А между тем мистер Андертон-Пуллит, член правления Школы, бывший игрок сборной Англии по крикету, используя свое положение, пытался заставить администрацию больницы взять на анализ остатки сэндвича, чтобы выявить, нет ли там орехов. И если обнаружат хоть малейший след, сказал он, то суд разорит производителя до последнего пенни, не говоря уже о сети розничных торговцев. Но анализ так и не сделали, даже приступить не успели, потому что в банке фанты из обеденного набора Джеймса обнаружился почти нетронутый орех.

Сначала Андертон-Пуллиты были озадачены. Как орех попал в напиток их сына? Решили было выйти на производителей фанты и возбудить против них дело, но вскоре стало очевидно, что обвинение недоказуемо: банка открыта, и туда может упасть что угодно.

Или туда можно подбросить, что угодно.

Без сомнений, приложить руку к напитку Джеймса мог только одноклассник. И хуже того, виновник наверняка знал, что у этого поступка могут быть опасные, если не роковые, последствия. Андертон-Пуллит отправился за разъяснением к самому Главному, минуя в своем негодовании даже Слоуна, и заявил, что намерен обратиться в полицию, если тот сам не доберется до истины.

Мне следовало быть там. Это непростительно, однако я не смог: утром после краткого пребывания в больнице я проснулся таким измученным, таким отвратительно старым, что позвонил в школу и сказал Бобу Страннингу, что не приду.

— Э-э, я, собственно, и не рассчитывал, — удивленно ответил Страннинг. — Я полагал, что вас продержат в больнице по крайней мере все выходные. — Официальный ханжеский тон не сумел скрыть его неодобрения, почему же этого не сделали. — Я могу обеспечить вам замену на полтора месяца. Не беспокойтесь.

— Не нужно. Я выйду в понедельник.

Но к понедельнику объявились новости: в моем классе было проведено расследование, вызвали и допросили свидетелей, обыскали шкафчики, обзвонили всех сотрудников. Доктор Дивайн, как ответственный за соблюдение правил здоровья и безопасности, дал консультацию — он, Слоун, Страннинг, Главный и председатель Правления доктор Пули долго просидели с Андертон-Пуллитами в кабинете Главного.

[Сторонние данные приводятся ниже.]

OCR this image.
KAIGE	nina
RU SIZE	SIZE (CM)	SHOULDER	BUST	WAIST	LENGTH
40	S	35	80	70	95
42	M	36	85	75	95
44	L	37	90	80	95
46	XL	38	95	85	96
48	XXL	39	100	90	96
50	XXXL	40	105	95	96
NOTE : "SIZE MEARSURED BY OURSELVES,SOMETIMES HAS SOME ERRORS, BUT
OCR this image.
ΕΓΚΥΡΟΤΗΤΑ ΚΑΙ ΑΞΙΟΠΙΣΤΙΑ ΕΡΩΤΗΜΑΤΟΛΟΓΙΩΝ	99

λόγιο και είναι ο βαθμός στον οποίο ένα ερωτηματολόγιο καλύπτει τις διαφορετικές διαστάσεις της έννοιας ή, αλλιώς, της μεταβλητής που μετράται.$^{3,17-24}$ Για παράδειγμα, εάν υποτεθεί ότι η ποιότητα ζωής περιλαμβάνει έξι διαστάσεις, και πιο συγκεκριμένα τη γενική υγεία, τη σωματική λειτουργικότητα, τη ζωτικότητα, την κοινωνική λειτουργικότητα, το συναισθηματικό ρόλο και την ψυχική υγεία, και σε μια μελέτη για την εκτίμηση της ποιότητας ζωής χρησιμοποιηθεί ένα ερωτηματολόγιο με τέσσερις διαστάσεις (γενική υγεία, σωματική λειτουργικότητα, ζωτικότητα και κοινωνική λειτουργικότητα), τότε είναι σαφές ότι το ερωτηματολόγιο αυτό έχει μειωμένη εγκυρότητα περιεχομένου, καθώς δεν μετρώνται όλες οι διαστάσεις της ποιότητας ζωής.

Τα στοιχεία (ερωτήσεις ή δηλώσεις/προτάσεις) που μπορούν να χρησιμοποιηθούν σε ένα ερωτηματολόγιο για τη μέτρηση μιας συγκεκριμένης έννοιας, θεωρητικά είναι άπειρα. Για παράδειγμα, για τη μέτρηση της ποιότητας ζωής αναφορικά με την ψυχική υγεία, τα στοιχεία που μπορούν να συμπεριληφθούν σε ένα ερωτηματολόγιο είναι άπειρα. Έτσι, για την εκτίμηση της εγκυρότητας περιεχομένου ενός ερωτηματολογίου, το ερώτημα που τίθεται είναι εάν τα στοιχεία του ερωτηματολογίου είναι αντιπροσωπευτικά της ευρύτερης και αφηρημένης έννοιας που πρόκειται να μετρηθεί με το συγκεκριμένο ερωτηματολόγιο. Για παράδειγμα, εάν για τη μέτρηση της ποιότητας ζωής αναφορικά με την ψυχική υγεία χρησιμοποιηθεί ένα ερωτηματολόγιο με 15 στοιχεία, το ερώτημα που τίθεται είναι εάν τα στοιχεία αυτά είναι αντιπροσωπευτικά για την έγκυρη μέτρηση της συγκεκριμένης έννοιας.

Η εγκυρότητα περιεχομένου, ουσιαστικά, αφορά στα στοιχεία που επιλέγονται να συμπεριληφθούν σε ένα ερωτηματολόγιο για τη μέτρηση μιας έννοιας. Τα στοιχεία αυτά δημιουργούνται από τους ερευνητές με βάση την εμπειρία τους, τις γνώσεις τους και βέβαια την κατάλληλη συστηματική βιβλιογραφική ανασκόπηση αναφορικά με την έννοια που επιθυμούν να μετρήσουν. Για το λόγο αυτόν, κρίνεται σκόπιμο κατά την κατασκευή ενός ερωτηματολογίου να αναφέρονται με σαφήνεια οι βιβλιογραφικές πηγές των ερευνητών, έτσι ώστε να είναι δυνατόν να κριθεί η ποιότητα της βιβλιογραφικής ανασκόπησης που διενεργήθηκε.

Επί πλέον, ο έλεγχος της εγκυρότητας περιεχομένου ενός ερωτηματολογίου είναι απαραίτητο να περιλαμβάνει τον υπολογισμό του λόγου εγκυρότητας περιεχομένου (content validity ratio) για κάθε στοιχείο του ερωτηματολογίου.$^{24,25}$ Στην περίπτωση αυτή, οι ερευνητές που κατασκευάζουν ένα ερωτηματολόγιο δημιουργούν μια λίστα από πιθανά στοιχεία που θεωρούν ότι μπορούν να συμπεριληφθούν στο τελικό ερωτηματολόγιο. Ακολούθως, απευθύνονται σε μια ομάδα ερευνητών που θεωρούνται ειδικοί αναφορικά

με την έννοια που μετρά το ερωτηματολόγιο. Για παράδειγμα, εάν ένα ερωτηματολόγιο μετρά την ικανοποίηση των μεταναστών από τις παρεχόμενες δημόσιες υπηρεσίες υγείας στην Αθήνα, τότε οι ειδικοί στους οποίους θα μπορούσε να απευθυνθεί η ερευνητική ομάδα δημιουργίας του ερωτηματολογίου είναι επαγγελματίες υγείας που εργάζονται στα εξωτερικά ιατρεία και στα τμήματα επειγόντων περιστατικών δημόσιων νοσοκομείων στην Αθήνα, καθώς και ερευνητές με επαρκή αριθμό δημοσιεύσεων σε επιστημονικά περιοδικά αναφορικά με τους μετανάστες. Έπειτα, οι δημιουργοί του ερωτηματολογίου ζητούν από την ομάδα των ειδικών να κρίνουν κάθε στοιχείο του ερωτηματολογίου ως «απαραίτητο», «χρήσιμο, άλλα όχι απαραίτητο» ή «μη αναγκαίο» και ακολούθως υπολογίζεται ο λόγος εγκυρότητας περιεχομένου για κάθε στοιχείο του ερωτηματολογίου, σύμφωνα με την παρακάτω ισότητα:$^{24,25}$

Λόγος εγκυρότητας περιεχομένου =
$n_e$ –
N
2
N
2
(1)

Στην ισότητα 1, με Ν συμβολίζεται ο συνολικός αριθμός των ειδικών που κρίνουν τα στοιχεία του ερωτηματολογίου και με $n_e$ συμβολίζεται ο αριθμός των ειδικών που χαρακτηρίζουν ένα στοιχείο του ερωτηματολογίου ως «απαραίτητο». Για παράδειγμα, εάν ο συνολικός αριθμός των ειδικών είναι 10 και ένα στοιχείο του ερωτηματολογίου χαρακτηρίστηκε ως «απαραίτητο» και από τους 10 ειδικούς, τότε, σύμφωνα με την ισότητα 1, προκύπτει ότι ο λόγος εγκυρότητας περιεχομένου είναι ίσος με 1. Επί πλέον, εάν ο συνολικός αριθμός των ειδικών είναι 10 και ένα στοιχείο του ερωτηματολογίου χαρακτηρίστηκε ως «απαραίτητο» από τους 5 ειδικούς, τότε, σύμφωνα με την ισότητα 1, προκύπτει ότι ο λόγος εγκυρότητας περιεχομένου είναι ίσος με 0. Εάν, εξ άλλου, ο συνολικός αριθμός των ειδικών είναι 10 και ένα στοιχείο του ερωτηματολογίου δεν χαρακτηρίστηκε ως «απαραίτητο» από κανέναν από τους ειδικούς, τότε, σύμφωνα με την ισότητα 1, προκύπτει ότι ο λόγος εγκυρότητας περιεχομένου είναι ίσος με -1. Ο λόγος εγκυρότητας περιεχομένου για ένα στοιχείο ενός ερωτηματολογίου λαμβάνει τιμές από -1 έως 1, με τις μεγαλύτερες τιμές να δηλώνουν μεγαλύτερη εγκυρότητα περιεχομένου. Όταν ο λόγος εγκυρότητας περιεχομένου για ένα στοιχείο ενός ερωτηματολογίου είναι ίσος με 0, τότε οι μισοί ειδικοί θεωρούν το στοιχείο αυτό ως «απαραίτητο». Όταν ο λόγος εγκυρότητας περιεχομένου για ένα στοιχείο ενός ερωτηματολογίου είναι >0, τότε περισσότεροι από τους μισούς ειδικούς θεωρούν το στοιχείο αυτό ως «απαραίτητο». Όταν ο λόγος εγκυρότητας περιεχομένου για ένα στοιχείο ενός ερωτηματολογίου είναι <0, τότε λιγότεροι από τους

Результат: когда я вернулся в школу в понедельник утром, класс стоял на ушах. То, что случилось с Коньманом, затмило даже недавнюю — и в высшей степени неблагоприятную — статью в «Икземинере», которая приводила к мрачному выводу, что в Школе завелся тайный информатор. Результаты директорского расследования были неопровержимы: в день несчастья Коньман купил в школьной кондитерской пакетик арахиса и принес его в класс во время обеденного перерыва. Сначала он это отрицал, но нашлись свидетели, которые это помнили, в их числе один преподаватель. В конце концов Коньман признал: да, он купил арахис, но не клал орехов в банку. Кроме того, говорил он со слезами на глазах, ему нравится Андертон-Пуллит и он ни за что не сделал бы ему плохо.